On Sunday, the day before the night that Tony Scott would jump off a Los Angeles County bridge, I heard the romantic theme song of Top Gun playing in my grocery. That same day, a friend of mine was reading an article about the hardships of Suri Cruise (yes), which mentioned that Daddy Tom was negotiating a sequel to the 1986 blockbuster. On Sunday, had you asked me who Tony Scott was, I would have fumbled through his filmography. On Monday, my friend and I marvelled at synchronicity. We now know his IMDb by heart.
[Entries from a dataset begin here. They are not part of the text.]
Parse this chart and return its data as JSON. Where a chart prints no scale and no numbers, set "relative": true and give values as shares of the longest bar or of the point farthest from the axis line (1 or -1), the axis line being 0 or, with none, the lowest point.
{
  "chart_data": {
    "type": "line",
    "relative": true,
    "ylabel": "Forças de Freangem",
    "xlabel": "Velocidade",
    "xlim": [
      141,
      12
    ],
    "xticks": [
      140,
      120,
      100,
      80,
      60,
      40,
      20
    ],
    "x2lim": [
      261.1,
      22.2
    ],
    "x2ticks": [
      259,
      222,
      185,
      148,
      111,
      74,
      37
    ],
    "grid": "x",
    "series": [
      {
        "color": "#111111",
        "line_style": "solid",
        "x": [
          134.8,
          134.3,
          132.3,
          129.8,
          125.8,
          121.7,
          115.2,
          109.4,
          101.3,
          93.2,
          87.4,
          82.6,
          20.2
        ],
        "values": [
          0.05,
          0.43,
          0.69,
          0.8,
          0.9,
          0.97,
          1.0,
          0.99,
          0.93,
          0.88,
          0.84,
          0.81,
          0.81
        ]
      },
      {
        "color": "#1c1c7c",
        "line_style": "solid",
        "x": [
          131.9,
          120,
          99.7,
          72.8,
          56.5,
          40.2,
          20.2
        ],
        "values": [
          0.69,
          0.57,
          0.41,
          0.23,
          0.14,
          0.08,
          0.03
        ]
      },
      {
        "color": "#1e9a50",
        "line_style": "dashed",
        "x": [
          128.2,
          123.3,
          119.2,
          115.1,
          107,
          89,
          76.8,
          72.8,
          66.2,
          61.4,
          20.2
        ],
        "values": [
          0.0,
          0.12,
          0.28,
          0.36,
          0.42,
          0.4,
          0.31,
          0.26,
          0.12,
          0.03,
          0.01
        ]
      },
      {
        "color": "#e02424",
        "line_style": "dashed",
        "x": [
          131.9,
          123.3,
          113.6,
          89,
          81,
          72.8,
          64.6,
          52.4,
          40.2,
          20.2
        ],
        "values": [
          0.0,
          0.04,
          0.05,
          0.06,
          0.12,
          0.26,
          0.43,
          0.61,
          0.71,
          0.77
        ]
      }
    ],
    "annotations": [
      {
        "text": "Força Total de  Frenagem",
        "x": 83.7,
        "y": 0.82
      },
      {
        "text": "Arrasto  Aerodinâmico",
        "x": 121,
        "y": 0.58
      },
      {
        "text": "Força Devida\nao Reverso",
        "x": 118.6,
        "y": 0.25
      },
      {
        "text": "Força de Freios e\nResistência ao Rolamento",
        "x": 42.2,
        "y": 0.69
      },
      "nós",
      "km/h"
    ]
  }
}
Tony Scott was a prolific producer and commercial director. As a film director, he is probably best known for Top Gun, Beverly Hills Cop II (1987), Days of Thunder (1990), Enemy of the State (1998), Man on Fire (2004), and, most recently, the laughably suspenseful (“Stop that train!”) American Recession-era Denzel action package Unstoppable (2010). He also directed the Quentin Tarantino-scripted True Romance (1993). Scott made action movies. Like “high-octane!” “pure thrill!” action blockbusters. He once called them “mainlining” movies; straight to your nervous system, show-you-how-to-feel movies. He may be remembered as attached to but lesser than—artistically, creatively—his auteur brother Ridley (Alien, Blade Runner, Thelma and Louise, Gladiotor). He often wore a faded red baseball cap.
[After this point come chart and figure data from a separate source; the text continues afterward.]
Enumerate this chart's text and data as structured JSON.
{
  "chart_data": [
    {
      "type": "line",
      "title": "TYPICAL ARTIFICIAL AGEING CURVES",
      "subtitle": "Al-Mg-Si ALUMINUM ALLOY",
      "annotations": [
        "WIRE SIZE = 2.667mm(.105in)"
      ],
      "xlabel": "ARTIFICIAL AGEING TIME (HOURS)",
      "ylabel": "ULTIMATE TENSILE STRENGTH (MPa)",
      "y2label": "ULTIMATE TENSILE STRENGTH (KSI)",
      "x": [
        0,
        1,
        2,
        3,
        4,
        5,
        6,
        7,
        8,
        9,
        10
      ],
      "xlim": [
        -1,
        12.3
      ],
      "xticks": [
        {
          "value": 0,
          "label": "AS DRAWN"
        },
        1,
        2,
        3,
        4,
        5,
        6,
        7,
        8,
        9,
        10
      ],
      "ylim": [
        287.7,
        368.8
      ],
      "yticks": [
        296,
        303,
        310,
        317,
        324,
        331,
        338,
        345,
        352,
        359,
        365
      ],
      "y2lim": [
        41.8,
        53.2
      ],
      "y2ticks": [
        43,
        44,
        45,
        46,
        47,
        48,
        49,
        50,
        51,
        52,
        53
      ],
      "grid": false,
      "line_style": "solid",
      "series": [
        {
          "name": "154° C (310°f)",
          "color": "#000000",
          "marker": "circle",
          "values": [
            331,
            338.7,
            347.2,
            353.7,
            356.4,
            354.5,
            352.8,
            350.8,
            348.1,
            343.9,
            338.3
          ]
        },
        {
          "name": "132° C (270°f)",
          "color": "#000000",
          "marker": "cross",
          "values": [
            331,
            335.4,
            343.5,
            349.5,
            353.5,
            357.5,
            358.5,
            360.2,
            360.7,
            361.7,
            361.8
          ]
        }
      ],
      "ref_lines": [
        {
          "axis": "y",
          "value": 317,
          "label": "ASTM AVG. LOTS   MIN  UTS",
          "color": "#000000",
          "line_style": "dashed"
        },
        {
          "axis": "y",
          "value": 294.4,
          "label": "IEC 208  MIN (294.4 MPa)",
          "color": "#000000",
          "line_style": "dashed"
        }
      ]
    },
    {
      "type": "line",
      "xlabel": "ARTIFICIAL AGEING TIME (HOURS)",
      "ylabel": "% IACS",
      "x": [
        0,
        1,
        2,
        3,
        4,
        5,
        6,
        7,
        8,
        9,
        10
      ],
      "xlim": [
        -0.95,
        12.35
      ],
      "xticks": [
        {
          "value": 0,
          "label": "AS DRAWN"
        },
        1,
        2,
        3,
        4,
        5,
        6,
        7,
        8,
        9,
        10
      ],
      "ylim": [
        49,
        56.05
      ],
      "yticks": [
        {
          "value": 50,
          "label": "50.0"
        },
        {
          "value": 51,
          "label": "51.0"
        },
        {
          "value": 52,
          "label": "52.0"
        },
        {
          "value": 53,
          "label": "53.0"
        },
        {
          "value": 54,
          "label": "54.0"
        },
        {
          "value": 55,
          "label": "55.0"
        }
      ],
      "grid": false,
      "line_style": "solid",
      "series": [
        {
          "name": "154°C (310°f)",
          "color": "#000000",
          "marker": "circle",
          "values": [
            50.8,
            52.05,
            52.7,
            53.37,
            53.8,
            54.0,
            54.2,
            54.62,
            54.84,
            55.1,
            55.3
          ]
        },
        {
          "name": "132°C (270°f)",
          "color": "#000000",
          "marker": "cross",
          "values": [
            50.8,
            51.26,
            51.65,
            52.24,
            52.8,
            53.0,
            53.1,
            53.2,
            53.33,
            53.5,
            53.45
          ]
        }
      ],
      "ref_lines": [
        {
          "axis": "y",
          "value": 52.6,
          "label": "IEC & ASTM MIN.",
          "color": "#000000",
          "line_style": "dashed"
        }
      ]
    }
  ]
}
We are memorializing. The LA Times tells me he “lived life like his alpha-male action heroes.” The New York Times, the best for obits, says he “made movies as a maximalist.”  I don’t know what to make of a man who jumps off a bridge—a man with twin kids and not, as we thought for awhile yesterday, with terminal brain cancer. Scott certainly knew how to deliver a thrill and he’s delivered a seductive public spectacle in his death (video footage of the jump is being auctioned to the tabloids). So we hypothesize and memorialize all the more. We look for the art in his Hollywood reels because artists commit suicide.

The marathon started yesterday and I’m asserting that the movie that looks the best today, and is the most “art,” is Scott’s first feature The Hunger, from 1983 (with runners up in the splendorous thrill of Top Gun and the smoky, screeching pop of True Romance.) The Hunger stars Catherine Deneuve, Susan Sarandon, and David Bowie in an erotic vampire horror story. The film opens with a leather-clad club seduction dance and Bauhaus performing “Bela Lugosi’s Dead.” The central motifs of the film are billowing white sheets and spurting red blood.

The Hunger was a flop, like most cult classics. This one is on the campier side of the cult movie spectrum. Like They Live and Showgirls and Dune, The Hunger is embraced for the disturbing realness it resonates despite its artifice. The Hunger is sex and death. More death than sex. Or, at least, more death drive than Eros. There are sensuous shower scenes where Bowie’s butt cuts to Deneuve’s boobs. Sarandon and Deneuve get it on. Without the procreative drive, though, vampire sex is about death. The Hunger takes a horrifying look at aging and dying, subjects contemporary Americans only like to talk around. I feared for my life watching this movie yesterday.